Hundreds of protesters yesterday marched on Taipei’s Ketagalan Boulevard to express frustration over the government’s handling of housing and judicial issues.
Presidential candidates and lawmakers from the main opposition parties, as well as Hon Hai Precision Industry Co (鴻海精密) founder Terry Gou (郭台銘), joined protesters at the rally, organized by former New Power Party (NPP) legislator Huang Kuo-chang (黃國昌) and Internet celebrity Holger Chen (陳之漢).
The organizers called on presidential candidates to sign nine pledges, including stiffer penalties for suspects engaged in gun violence, fraud and illegal drug sales; amending the Statute of Open Prisons (外役監條例); establishing whistle-blower protection laws; implementing a vacant home tax; and reforming the public housing system.
Photo: Wang Yi-sung, Taipei Times
New Taipei City Mayor and Chinese Nationalist Party (KMT) candidate Hou You-yi (侯友宜), former Taipei mayor and Taiwan People’s Party (TPP) candidate Ko Wen-je (柯文哲) and NPP Chairwoman Claire Wang (王婉諭) signed the pledges.
Hou said that he would establish a special investigation council to deter judicial lobbying and vowed to crack down on scammers if elected.
“Financial losses incurred because of scams have topped NT$70 billion [US$2.27 billion] per year, which is the No. 1 source of people’s complaints,” he said. “Although the government claimed it has formed a national anti-fraud team, it has done nothing to prevent scammers from committing crimes.”
Photo: Wang Yi-sung, Taipei Times
Aside from imposing severe punishments for home hoarding and promising a transparent rental market, Hou said he would build more social housing and make houses affordable for young people.

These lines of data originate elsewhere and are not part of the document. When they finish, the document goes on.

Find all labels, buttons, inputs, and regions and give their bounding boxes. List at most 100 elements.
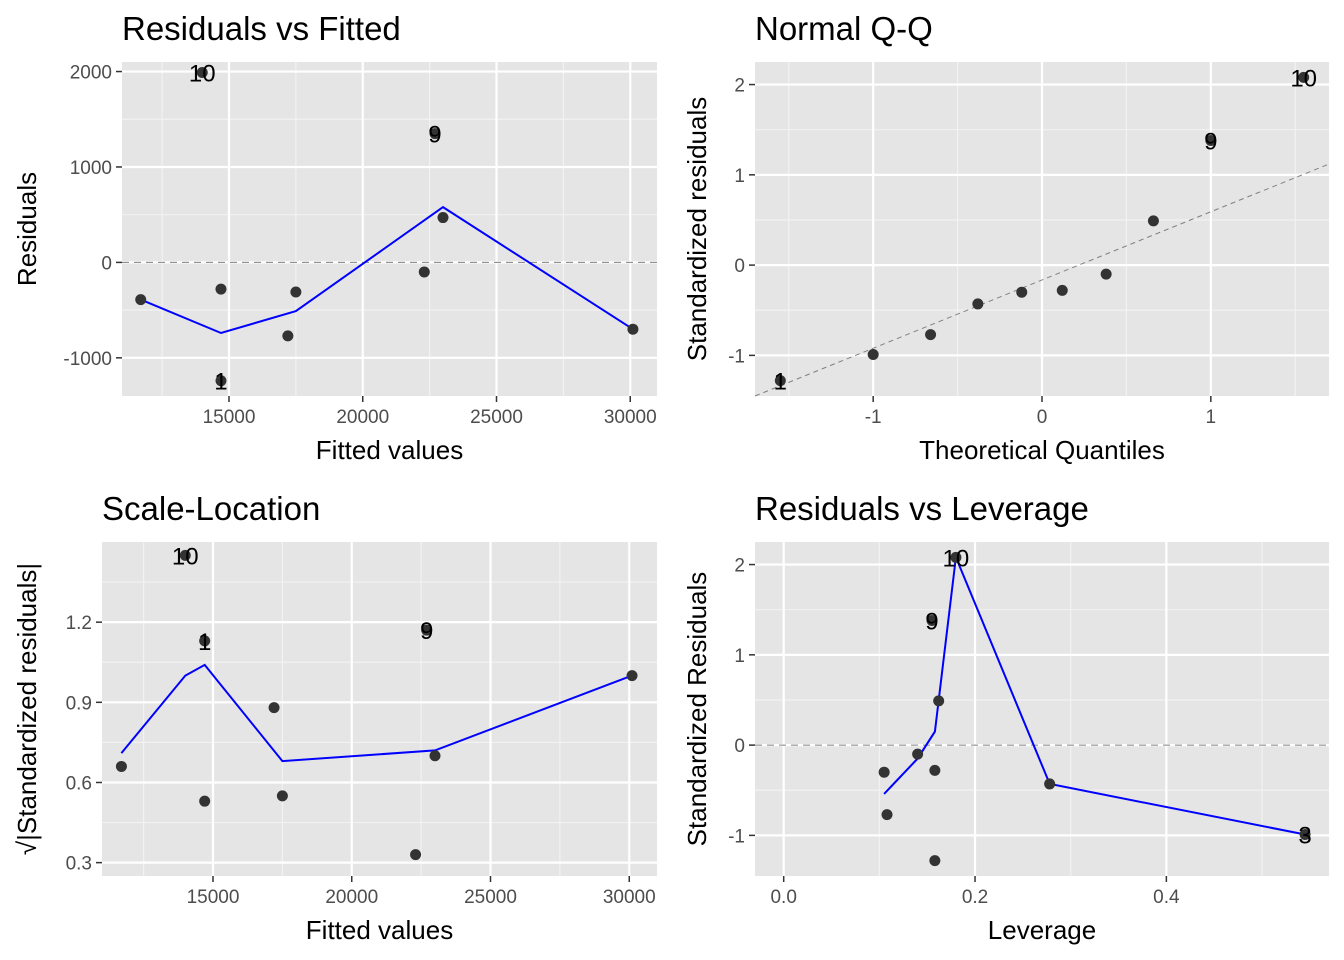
y-tick-label: -1000 xyxy=(63,349,112,370)
point-label: 10 xyxy=(189,60,216,87)
data-point xyxy=(1299,828,1311,840)
data-point xyxy=(774,375,786,387)
y-axis-title: √|Standardized residuals| xyxy=(12,563,42,855)
y-tick-label: 2 xyxy=(734,556,745,577)
data-point xyxy=(867,348,879,360)
x-axis-title: Leverage xyxy=(988,915,1096,945)
data-point xyxy=(933,695,945,707)
panel-background xyxy=(122,62,657,396)
data-point xyxy=(199,795,211,807)
data-point xyxy=(878,766,890,778)
y-axis-title: Residuals xyxy=(12,172,42,286)
data-point xyxy=(418,266,430,278)
x-tick-label: 30000 xyxy=(603,887,656,908)
data-point xyxy=(881,809,893,821)
data-point xyxy=(1298,71,1310,83)
point-label: 1 xyxy=(198,629,211,656)
point-label: 10 xyxy=(172,543,199,570)
point-label: 1 xyxy=(774,369,787,396)
data-point xyxy=(926,615,938,627)
y-tick-label: 1000 xyxy=(70,158,112,179)
point-label: 10 xyxy=(1290,65,1317,92)
data-point xyxy=(925,329,937,341)
data-point xyxy=(1100,268,1112,280)
data-point xyxy=(290,286,302,298)
data-point xyxy=(912,748,924,760)
data-point xyxy=(1044,778,1056,790)
y-tick-label: 1 xyxy=(734,166,745,187)
data-point xyxy=(972,298,984,310)
data-point xyxy=(179,549,191,561)
data-point xyxy=(429,750,441,762)
data-point xyxy=(268,702,280,714)
y-tick-label: 0 xyxy=(734,736,745,757)
x-axis-title: Theoretical Quantiles xyxy=(919,435,1165,465)
x-tick-label: 25000 xyxy=(464,887,517,908)
data-point xyxy=(282,330,294,342)
data-layer xyxy=(774,71,1310,387)
x-axis-title: Fitted values xyxy=(306,915,453,945)
point-label: 1 xyxy=(214,369,227,396)
data-point xyxy=(929,855,941,867)
y-tick-label: 1.2 xyxy=(66,613,92,634)
panel-3: 10 1 9 15000 20000 25000 30000 0.3 0.6 0.9 1.2 Scal… xyxy=(12,490,657,945)
chart-title: Scale-Location xyxy=(102,490,320,527)
y-tick-label: 0.9 xyxy=(66,693,92,714)
x-tick-label: 20000 xyxy=(325,887,378,908)
y-tick-label: -1 xyxy=(728,346,745,367)
data-point xyxy=(215,283,227,295)
x-tick-label: 15000 xyxy=(187,887,240,908)
panel-background xyxy=(102,542,657,876)
smooth-line xyxy=(883,553,1306,836)
data-layer xyxy=(878,551,1311,867)
x-tick-label: 30000 xyxy=(604,407,657,428)
x-tick-label: 15000 xyxy=(203,407,256,428)
smooth-line xyxy=(140,205,634,335)
panel-2: 1 9 10 -1 0 1 -1 0 1 2 Normal Q-Q Theoretical Quant… xyxy=(682,10,1330,465)
y-axis-title: Standardized residuals xyxy=(682,97,712,362)
x-tick-label: 0.0 xyxy=(770,887,796,908)
data-point xyxy=(199,635,211,647)
y-tick-label: 2 xyxy=(734,76,745,97)
x-axis-title: Fitted values xyxy=(316,435,463,465)
y-axis-title: Standardized Residuals xyxy=(682,572,712,847)
x-tick-label: 0 xyxy=(1037,407,1048,428)
x-tick-label: 20000 xyxy=(336,407,389,428)
y-tick-label: 0.6 xyxy=(66,773,92,794)
data-point xyxy=(1056,284,1068,296)
x-tick-label: 1 xyxy=(1206,407,1217,428)
qq-reference-line xyxy=(754,163,1330,397)
x-tick-label: 0.2 xyxy=(962,887,988,908)
data-point xyxy=(929,764,941,776)
smooth-line xyxy=(120,663,633,763)
data-point xyxy=(429,128,441,140)
data-point xyxy=(115,760,127,772)
data-point xyxy=(626,670,638,682)
panel-1: 10 1 9 15000 20000 25000 30000 -1000 0 1000 2000 Re… xyxy=(12,10,657,465)
data-point xyxy=(196,66,208,78)
data-point xyxy=(950,551,962,563)
chart-title: Residuals vs Leverage xyxy=(755,490,1089,527)
data-point xyxy=(276,790,288,802)
data-point xyxy=(627,323,639,335)
x-tick-label: 0.4 xyxy=(1153,887,1180,908)
chart-title: Normal Q-Q xyxy=(755,10,933,47)
data-point xyxy=(421,624,433,636)
point-label: 9 xyxy=(420,618,433,645)
data-point xyxy=(215,375,227,387)
y-tick-label: -1 xyxy=(728,826,745,847)
x-tick-label: -1 xyxy=(865,407,882,428)
data-point xyxy=(135,294,147,306)
point-label: 9 xyxy=(1204,129,1217,156)
data-point xyxy=(1016,286,1028,298)
panel-background xyxy=(755,542,1329,876)
chart-title: Residuals vs Fitted xyxy=(122,10,401,47)
data-point xyxy=(437,212,449,224)
data-layer xyxy=(115,549,638,861)
data-point xyxy=(1205,135,1217,147)
y-tick-label: 1 xyxy=(734,646,745,667)
point-label: 9 xyxy=(428,122,441,149)
y-tick-label: 0 xyxy=(101,253,112,274)
x-tick-label: 25000 xyxy=(470,407,523,428)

Despite the pledges, some protesters appeared to disapprove of Hou’s speech, giving him a thumbs-down and asking him to leave the stage.

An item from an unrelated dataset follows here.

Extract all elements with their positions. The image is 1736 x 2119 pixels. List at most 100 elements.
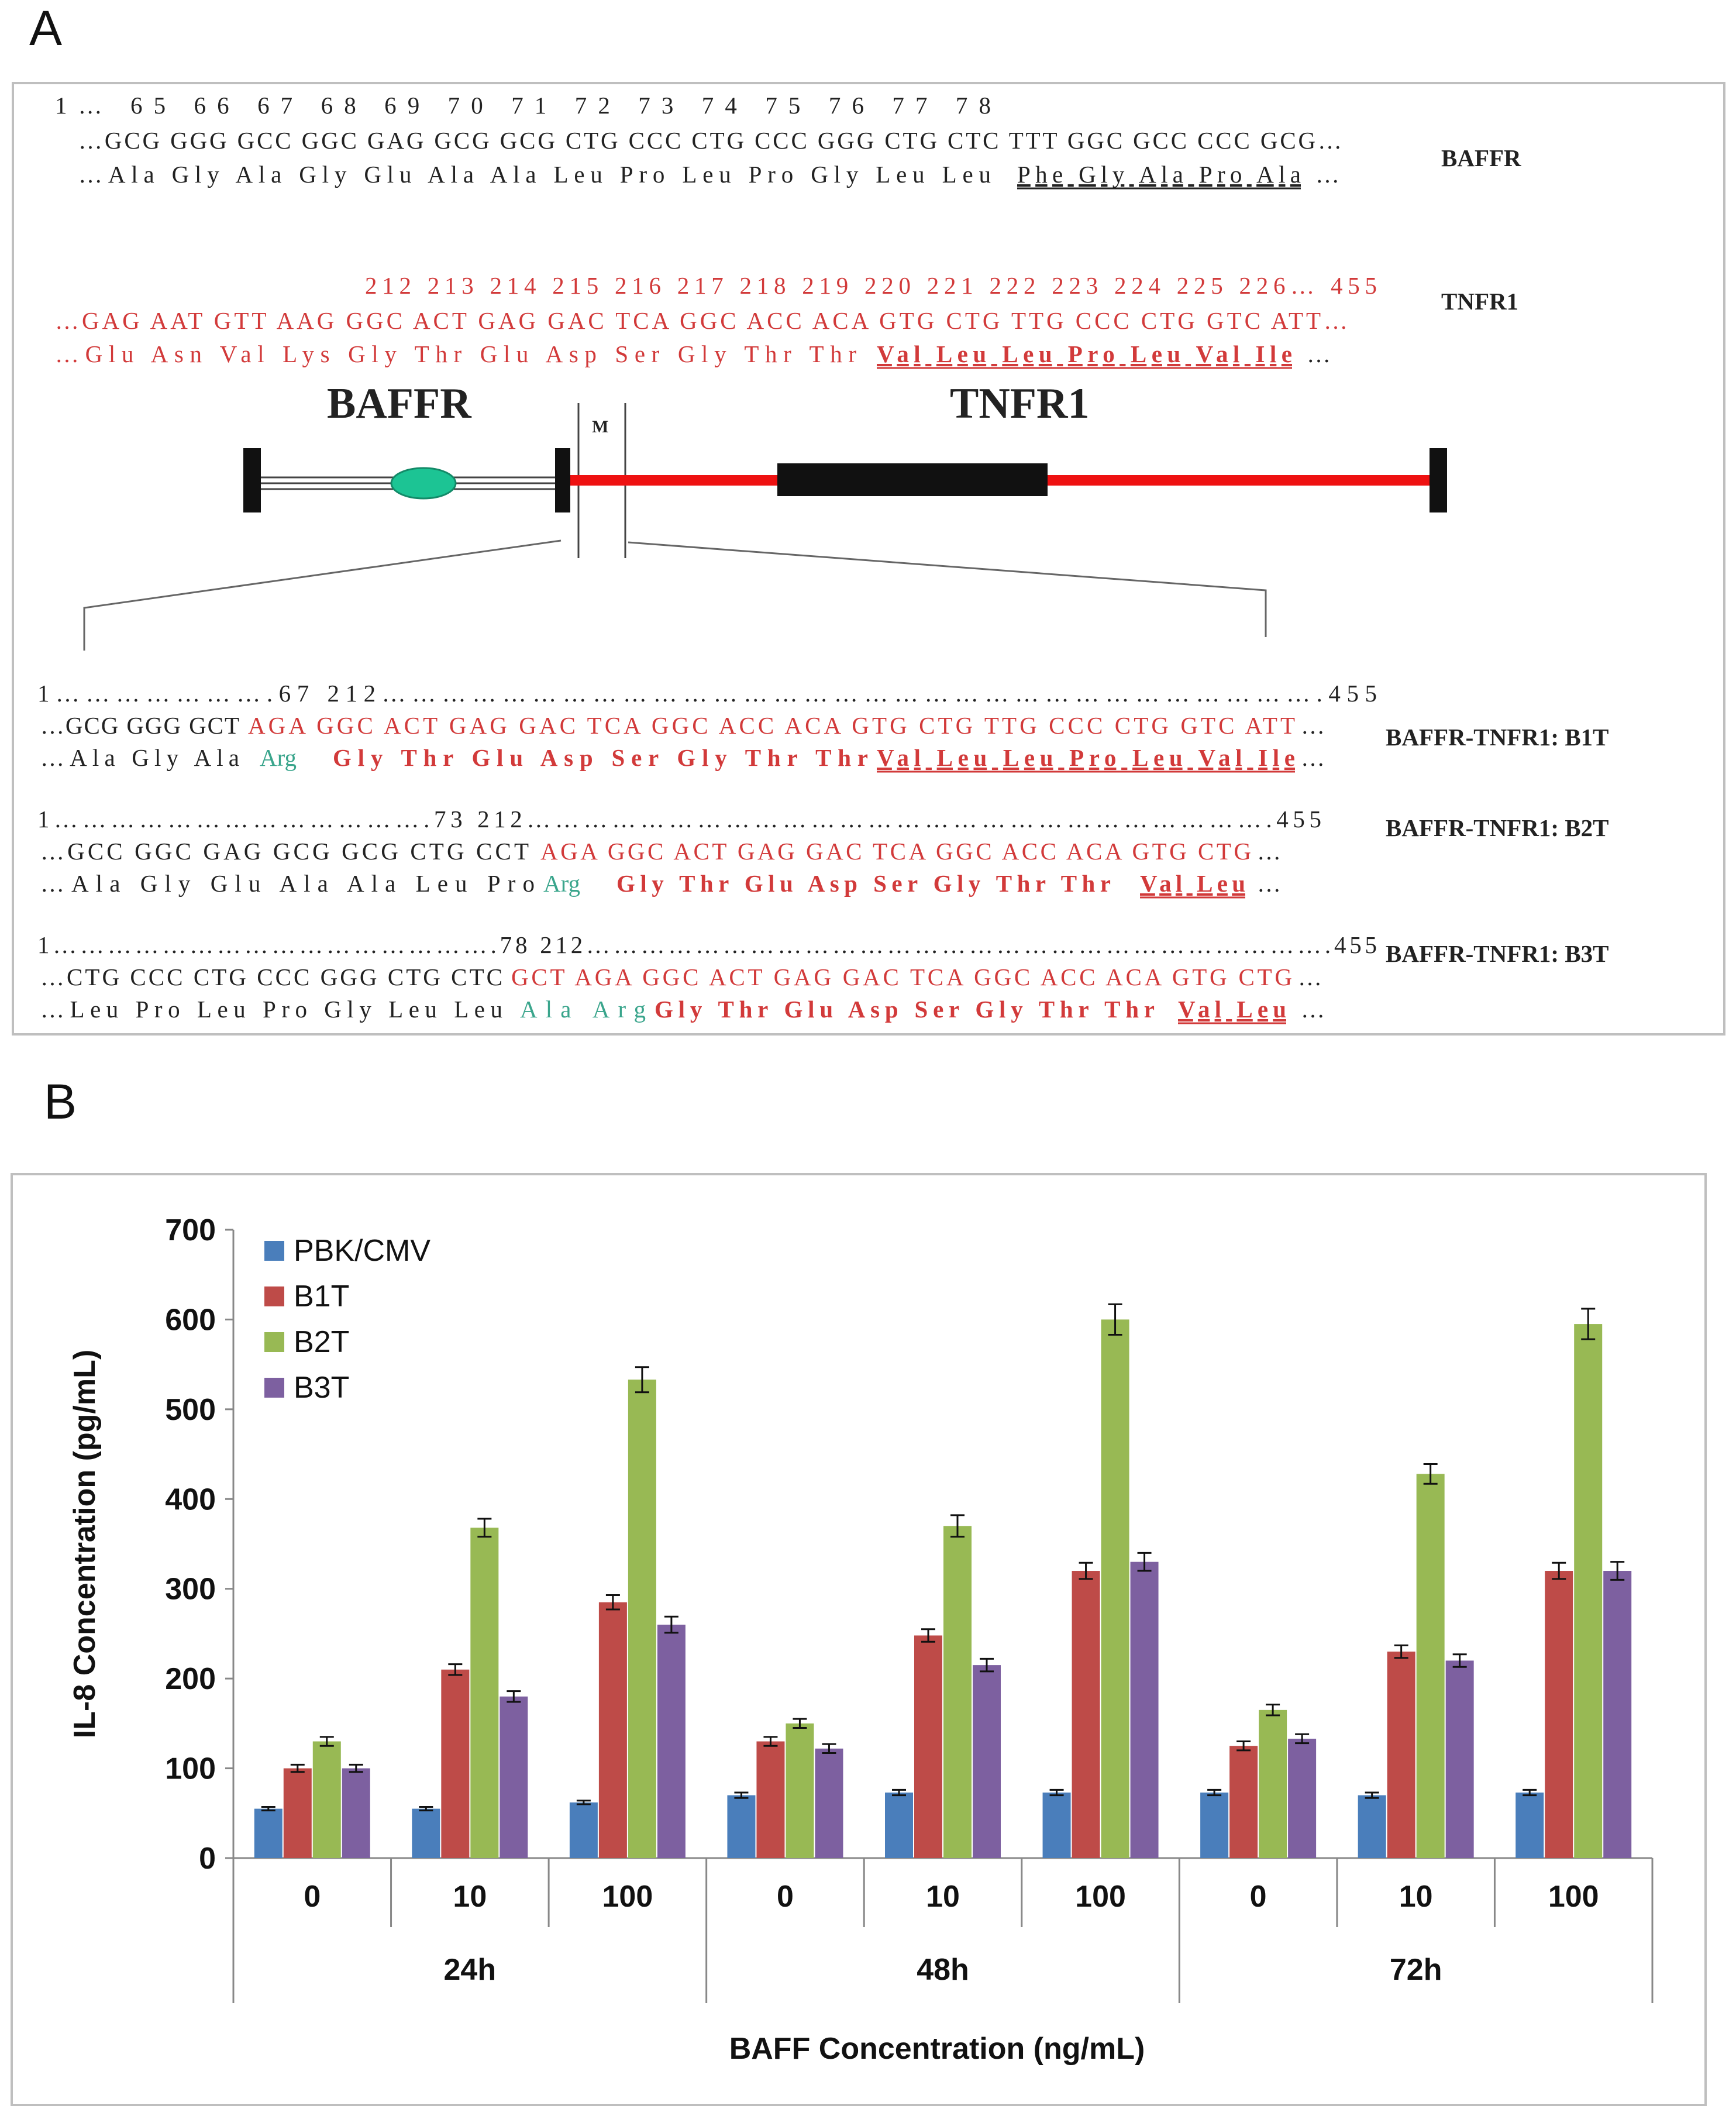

Ko, who appeared to be more warmly received, said that the judicial system should be the last line of defense for justice and should not be politicized.
Photo: Lo Pei-de, Taipei Times
Ko also criticized the housing policy of President Tsai Ing-wen’s (蔡英文) administration, saying it failed to deliver 200,000 social housing units as promised, although he conceded that he only built 20,000 units during his two terms as Taipei mayor.

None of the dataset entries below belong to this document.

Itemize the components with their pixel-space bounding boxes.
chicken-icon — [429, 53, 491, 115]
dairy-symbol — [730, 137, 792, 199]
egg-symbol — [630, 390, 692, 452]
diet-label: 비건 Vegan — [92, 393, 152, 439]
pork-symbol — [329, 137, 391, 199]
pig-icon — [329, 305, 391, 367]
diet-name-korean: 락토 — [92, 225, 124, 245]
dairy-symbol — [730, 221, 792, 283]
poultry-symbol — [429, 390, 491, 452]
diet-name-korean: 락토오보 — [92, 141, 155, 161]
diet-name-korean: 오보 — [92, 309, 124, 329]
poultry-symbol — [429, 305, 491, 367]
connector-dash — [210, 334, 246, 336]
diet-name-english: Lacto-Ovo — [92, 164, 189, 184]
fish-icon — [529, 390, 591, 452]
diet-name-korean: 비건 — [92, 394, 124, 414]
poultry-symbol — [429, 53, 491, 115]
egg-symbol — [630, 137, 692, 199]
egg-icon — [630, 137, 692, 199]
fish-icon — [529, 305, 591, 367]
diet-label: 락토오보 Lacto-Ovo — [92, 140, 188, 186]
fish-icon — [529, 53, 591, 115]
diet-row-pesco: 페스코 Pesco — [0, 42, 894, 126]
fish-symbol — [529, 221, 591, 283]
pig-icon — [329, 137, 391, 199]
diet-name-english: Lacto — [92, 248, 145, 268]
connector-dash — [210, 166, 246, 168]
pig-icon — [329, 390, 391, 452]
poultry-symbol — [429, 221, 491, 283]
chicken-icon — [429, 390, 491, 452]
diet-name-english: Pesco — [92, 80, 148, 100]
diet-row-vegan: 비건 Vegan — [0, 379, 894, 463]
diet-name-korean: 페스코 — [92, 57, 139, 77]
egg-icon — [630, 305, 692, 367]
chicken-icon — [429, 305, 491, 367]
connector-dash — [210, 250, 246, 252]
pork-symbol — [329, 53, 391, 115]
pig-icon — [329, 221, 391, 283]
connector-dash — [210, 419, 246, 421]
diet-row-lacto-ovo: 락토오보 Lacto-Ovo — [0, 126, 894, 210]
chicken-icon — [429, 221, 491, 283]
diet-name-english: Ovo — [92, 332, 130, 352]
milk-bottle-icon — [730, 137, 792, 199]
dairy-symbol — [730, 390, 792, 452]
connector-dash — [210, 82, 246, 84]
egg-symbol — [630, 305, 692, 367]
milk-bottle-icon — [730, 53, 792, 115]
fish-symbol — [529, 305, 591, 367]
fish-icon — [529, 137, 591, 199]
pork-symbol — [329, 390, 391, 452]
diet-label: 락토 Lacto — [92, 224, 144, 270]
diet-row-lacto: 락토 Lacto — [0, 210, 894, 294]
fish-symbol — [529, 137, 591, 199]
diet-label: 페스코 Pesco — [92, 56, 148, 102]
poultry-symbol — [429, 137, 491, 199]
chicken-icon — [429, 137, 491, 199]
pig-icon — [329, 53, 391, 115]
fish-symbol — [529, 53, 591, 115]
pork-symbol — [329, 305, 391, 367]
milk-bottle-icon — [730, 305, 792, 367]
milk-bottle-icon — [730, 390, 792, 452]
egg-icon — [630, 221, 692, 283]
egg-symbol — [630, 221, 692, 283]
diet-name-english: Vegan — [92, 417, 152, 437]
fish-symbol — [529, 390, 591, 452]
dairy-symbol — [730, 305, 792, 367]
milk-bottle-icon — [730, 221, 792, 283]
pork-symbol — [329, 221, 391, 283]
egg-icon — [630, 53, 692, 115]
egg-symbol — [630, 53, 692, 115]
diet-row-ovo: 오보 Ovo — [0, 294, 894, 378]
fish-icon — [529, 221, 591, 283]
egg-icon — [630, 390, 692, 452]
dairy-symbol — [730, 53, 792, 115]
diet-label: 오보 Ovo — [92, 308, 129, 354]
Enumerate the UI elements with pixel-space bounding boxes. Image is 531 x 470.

“I just want to ask how many social housing units the government actually built. It recently introduced a vacant home tax scheme, which it finally produced near the end of President Tsai’s second term,” he said.
Gou said he was qualified to criticize the government’s housing policies, because he did not buy a home until he was 38.
In her speech, Wang was critical of all three major parties, the KMT, TPP and Democratic Progressive Party (DPP).
“Under the Tsai administration, housing justice has become a joke and a factor affecting the economy. While the DPP is outrageous, the KMT as the biggest opposition party is more pathetic,” she said. “In his speech at National Taiwan University three weeks ago, Mayor Hou made no mention of the vacant home tax, even though he had said he supported it.”
While people hate the KMT for allegedly colluding with organized crime and business tycoons, the DPP and TPP are not exempt from corruption, she said.
Chen said that Vice President William Lai (賴清德), who is the DPP’s presidential candidate, should have attended the rally.
Lai and other DPP members “stayed in an air-conditioned room, while young people are protesting on a hot sunny day,” he said.
Speaking at the DPP’s National Congress at the Grand Hotel, Lai said that he would listen to protesters.
Protests are the norm in a democracy, and expressing discontent with the government is a founding principle of the DPP, he said, adding that constructive criticism must be embraced as motivation for change.
If critiques are inconsistent with the facts, they must be explained clearly and left to the public to decide, he added.
On the sidelines of the rally, a group of people protested Huang, based on reports that his residential property in New Taipei City’s Sijhih District (汐止) had encroached on state-owned land.
The former legislator said that he did not receive any official notice from the National Property Administration about the home.
“My old house has been on the property for 32 years. As someone who studies law, I will handle the case according to the law and will not dodge the issue,” Huang said.